Reputation: 11
I have a dataframe such as follows:
id | first_name | last_name | sex | country |
---|---|---|---|---|
01 | John | Doe | Male | USA |
02 | John | Doe | Male | Canada |
03 | John | Doe | Male | Mexico |
04 | Mark | Kay | Male | Italy |
05 | John | Doe | Male | Spain |
06 | Mark | Kay | Male | France |
07 | John | Doe | Male | Peru |
08 | Mark | Kay | Male | India |
09 | Mark | Kay | Male | Laos |
10 | John | Doe | Male | Benin |
As you can see, the id and country columns are always unique, but the dataframe has duplicates based on columns first_name, last_name and sex. I want to be able to find such duplicates, and keep only upto 3 of them (ideally the last 3) and drop the rest. So after this operation, the resulting dataframe should look like this:
id | first_name | last_name | sex | country |
---|---|---|---|---|
05 | John | Doe | Male | Spain |
06 | Mark | Kay | Male | France |
07 | John | Doe | Male | Peru |
08 | Mark | Kay | Male | India |
09 | Mark | Kay | Male | Laos |
10 | John | Doe | Male | Benin |
How can I do this? Any help is appreciated!
I tried this:
window_spec = Window.partitionBy('first_name', 'last_name', 'sex').orderBy(F.desc('id'))
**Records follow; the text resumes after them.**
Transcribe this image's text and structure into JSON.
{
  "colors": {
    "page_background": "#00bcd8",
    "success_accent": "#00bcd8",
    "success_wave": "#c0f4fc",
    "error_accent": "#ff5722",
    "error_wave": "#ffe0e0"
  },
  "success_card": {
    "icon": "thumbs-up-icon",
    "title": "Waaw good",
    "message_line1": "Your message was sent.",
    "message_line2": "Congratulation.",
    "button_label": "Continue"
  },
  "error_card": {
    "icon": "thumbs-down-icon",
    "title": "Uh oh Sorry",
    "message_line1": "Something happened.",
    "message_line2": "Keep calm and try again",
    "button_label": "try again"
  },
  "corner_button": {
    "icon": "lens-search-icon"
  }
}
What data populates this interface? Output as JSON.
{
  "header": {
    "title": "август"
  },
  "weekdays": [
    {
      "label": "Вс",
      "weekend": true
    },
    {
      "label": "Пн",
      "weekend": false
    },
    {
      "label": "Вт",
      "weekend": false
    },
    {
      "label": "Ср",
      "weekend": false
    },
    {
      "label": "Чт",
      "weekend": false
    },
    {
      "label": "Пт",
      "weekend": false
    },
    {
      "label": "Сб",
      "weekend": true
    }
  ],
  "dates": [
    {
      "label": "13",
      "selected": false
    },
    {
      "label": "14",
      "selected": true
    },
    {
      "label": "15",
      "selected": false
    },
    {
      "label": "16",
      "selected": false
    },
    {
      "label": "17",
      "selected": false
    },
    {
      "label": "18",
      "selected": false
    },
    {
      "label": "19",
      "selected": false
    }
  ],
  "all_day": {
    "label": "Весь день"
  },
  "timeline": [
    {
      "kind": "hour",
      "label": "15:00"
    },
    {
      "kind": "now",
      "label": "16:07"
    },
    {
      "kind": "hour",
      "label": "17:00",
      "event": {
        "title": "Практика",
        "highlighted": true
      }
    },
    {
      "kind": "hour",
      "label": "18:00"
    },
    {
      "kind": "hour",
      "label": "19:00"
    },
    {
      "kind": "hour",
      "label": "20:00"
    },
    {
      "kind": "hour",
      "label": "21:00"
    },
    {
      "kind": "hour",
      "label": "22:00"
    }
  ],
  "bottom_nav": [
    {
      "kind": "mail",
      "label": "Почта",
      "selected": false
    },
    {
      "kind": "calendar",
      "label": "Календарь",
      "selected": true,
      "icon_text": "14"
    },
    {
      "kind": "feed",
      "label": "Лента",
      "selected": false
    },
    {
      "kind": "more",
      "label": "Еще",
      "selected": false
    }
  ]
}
df_with_row_number = df.withColumn('row_number', F.row_number().over(window_spec))
filtered_df = df_with_row_number.filter('row_number <= 3')
result_df = filtered_df.drop('row_number')
This does give me the result I want. But I'm wondering if there's a more efficient way to achieve this, since it's a large dataset with a lot more rows and columns.
Upvotes: 1
Views: 44
Reputation: 866
You can use the groupby method in your dataframe. Here is an example :
import pandas as pd
# Your original dataframe
data = {
'id': [1, 2, 3, 4, 5, 6, 7, 8, 9, 10],
'first_name': ['John', 'John', 'John', 'Mark', 'John', 'Mark', 'John', 'Mark', 'Mark', 'John'],
'last_name': ['Doe', 'Doe', 'Doe', 'Kay', 'Doe', 'Kay', 'Doe', 'Kay', 'Kay', 'Doe'],
'sex': ['Male', 'Male', 'Male', 'Male', 'Male', 'Male', 'Male', 'Male', 'Male', 'Male'],
'country': ['USA', 'Canada', 'Mexico', 'Italy', 'Spain', 'France', 'Peru', 'India', 'Laos', 'Benin']
}
df = pd.DataFrame(data)
# Sort the dataframe based on the 'id' column
df = df.sort_values(by='id')
# Keep only the last 3 occurrences for each group of first_name, last_name, and sex
result_df = df.groupby(['first_name', 'last_name', 'sex']).tail(3)
# Reset the index if needed
result_df = result_df.reset_index(drop=True)
# Display the resulting dataframe
print(result_df)
Which should output :
id first_name last_name sex country
0 5 John Doe Male Spain
1 6 Mark Kay Male France
2 7 John Doe Male Peru
3 8 Mark Kay Male India
4 9 Mark Kay Male Laos
5 10 John Doe Male Benin
Upvotes: 1